There was no crisis requiring emergency action. As has been pointed out in various places, no refugees from the seven countries subject to the restrictions have engaged in terrorist acts in the United States. So there was minimal risk risk of a potential terrorist slipping in during the time it would have required to prepare and issue an Executive Order which was not so unclear and which agencies were prepared to enforce. That minimal risk did not justify the hasty action. (I sarcastically suggest that this Executive Order was such a fiasco that we need a 120-day moratorium on executive orders until proper procedures can be devised for their preparation and enforcement, and that all EO’s after the moratorium must be subjected to extreme vetting.)
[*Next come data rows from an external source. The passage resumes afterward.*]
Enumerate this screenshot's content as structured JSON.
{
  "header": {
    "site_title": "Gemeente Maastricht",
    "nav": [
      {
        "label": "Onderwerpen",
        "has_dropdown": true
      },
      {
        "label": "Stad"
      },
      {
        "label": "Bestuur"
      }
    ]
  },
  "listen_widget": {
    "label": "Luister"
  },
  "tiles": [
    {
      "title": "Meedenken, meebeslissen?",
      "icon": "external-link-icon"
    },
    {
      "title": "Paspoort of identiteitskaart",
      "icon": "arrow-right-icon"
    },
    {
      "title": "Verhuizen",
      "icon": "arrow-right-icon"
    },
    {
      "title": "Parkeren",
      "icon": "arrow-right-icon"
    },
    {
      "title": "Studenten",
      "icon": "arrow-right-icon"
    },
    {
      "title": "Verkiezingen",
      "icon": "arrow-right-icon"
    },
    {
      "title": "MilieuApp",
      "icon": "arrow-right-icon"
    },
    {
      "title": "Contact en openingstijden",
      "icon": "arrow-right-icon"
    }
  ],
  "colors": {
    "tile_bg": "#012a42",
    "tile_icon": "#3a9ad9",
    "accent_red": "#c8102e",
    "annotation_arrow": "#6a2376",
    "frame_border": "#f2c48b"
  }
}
On the other hand terrorist acts have been committed by immigrants from other countries than those targeted and by people born here. The Executive Order does nothing to protect anybody from the sorts of terrorism which have actually occurred. It does nothing to prevent the radicalization of people, native or immigrant, who are already here. If the purpose of the order is to protect the American people from terrorist attacks, it fails because it is not directed against the actual threat.
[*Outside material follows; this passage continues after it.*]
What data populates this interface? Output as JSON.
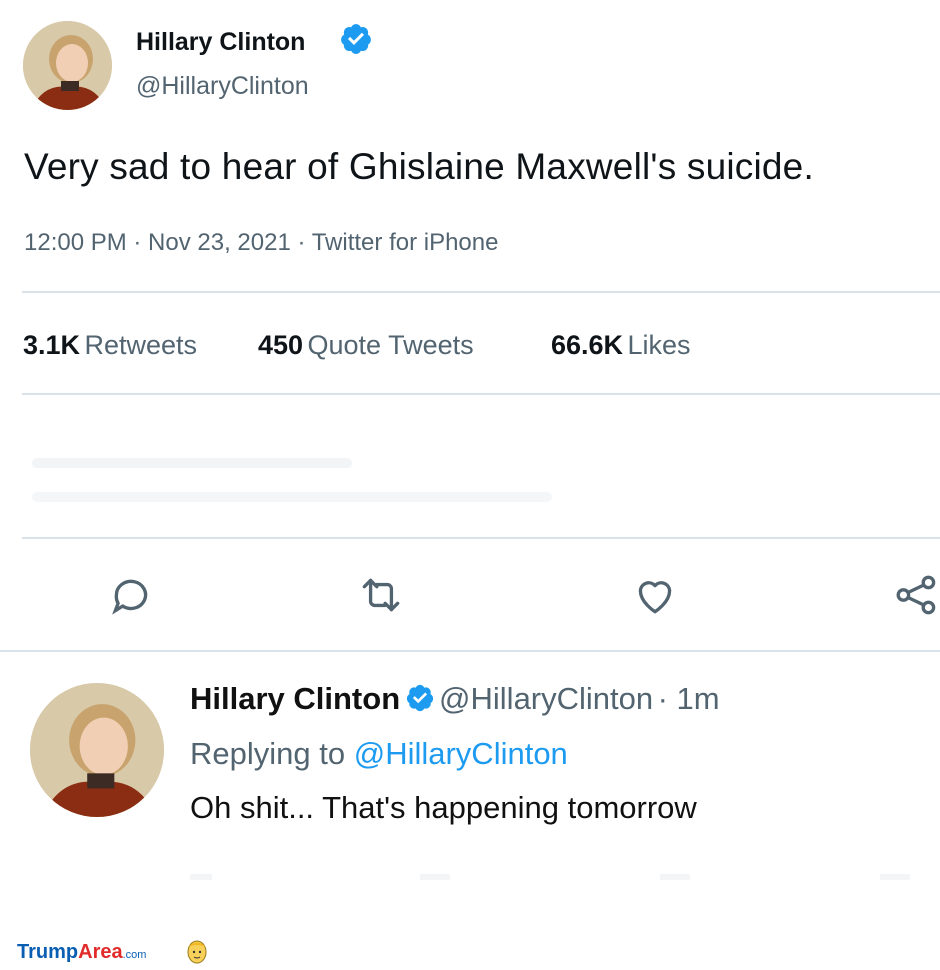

Terrorist acts get widespread coverage, but we should remember that the casualties from such acts are minuscule in number compared to the deaths from non-terrorist violence, to say nothing of the much greater still number of preventable deaths by accident. Unfortunately, the terrorists have, to a considerable degree, won because we have let them turn our focus from much greater dangers to the almost negligible risk they present. As a nation we seem to be panicked quite unnecessarily.
Some people point to the terrorist actions in Europe and say that we should not allow people to come here and do the same. But Europe does not have the Atlantic Ocean between them and the Middle East. They are much more vulnerable to infiltration. Furthermore, spectacular as those events have been, they are of minor importance compared to all the violence committed by ethnic Europeans; and we must also, when the focus is on immigration, consider the degree to which terrorism is perpetrated by home-grown terrorists.
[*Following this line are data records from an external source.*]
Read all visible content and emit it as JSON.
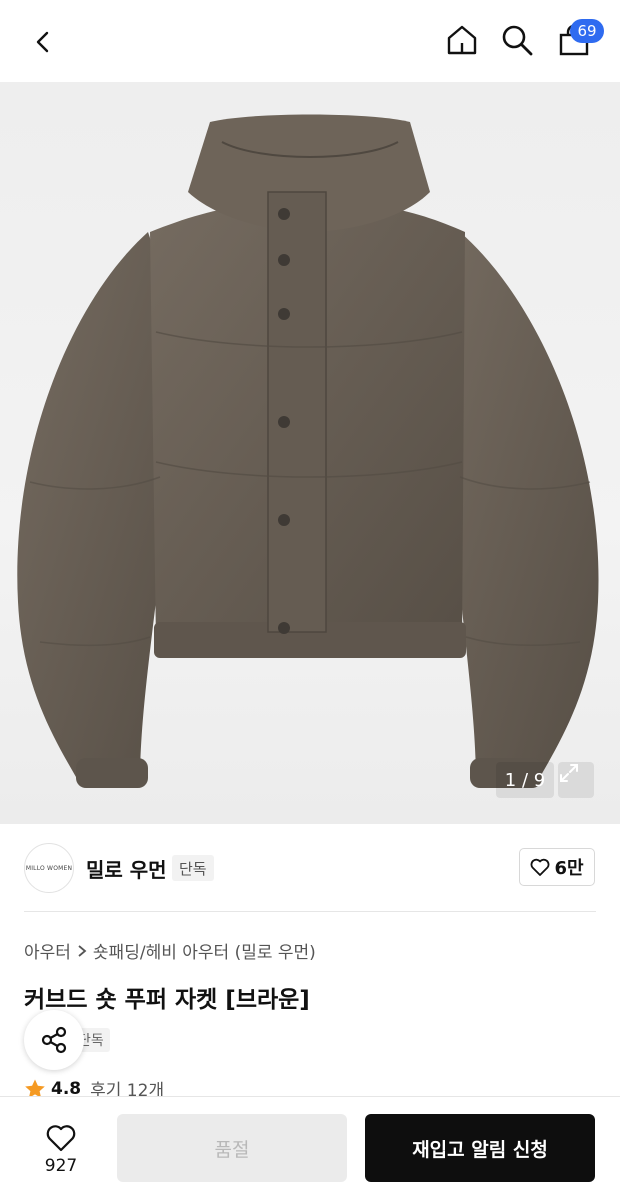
{
  "header": {
    "back_icon": "chevron-left-icon",
    "home_icon": "home-icon",
    "search_icon": "search-icon",
    "cart_icon": "shopping-bag-icon",
    "cart_badge": "69",
    "badge_color": "#2f6bf0"
  },
  "gallery": {
    "counter": "1 / 9",
    "expand_icon": "expand-icon",
    "jacket_color": "#6a6056"
  },
  "brand": {
    "logo_text": "MILLO WOMEN",
    "name": "밀로 우먼",
    "tag": "단독",
    "like_count": "6만"
  },
  "product": {
    "breadcrumb": [
      "아우터",
      "숏패딩/헤비 아우터 (밀로 우먼)"
    ],
    "title": "커브드 숏 푸퍼 자켓 [브라운]",
    "tag": "단독",
    "rating": "4.8",
    "reviews": "후기 12개",
    "star_color": "#f59a23"
  },
  "bottom": {
    "wish_count": "927",
    "soldout_label": "품절",
    "restock_label": "재입고 알림 신청"
  }
}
For years, some people have called the activities of the Transportation Safety Agency “security theater.” Their point is that what TSA does has very little effect in actually making travelers safer, but it gives a show which makes most travelers feel safer. It seems to me that the Executive Order, issued in haste without being thought through, practically useless because directed against a virtually nonexistent threat, and unconcerned with larger (though still small) threats, but garnering maximum publicity, must surely be considered a perfect example of security theater. It responds, not to reality, but to vastly disproportionate fears which politicians and media have — perhaps unwittingly at times — cooperated to stoke.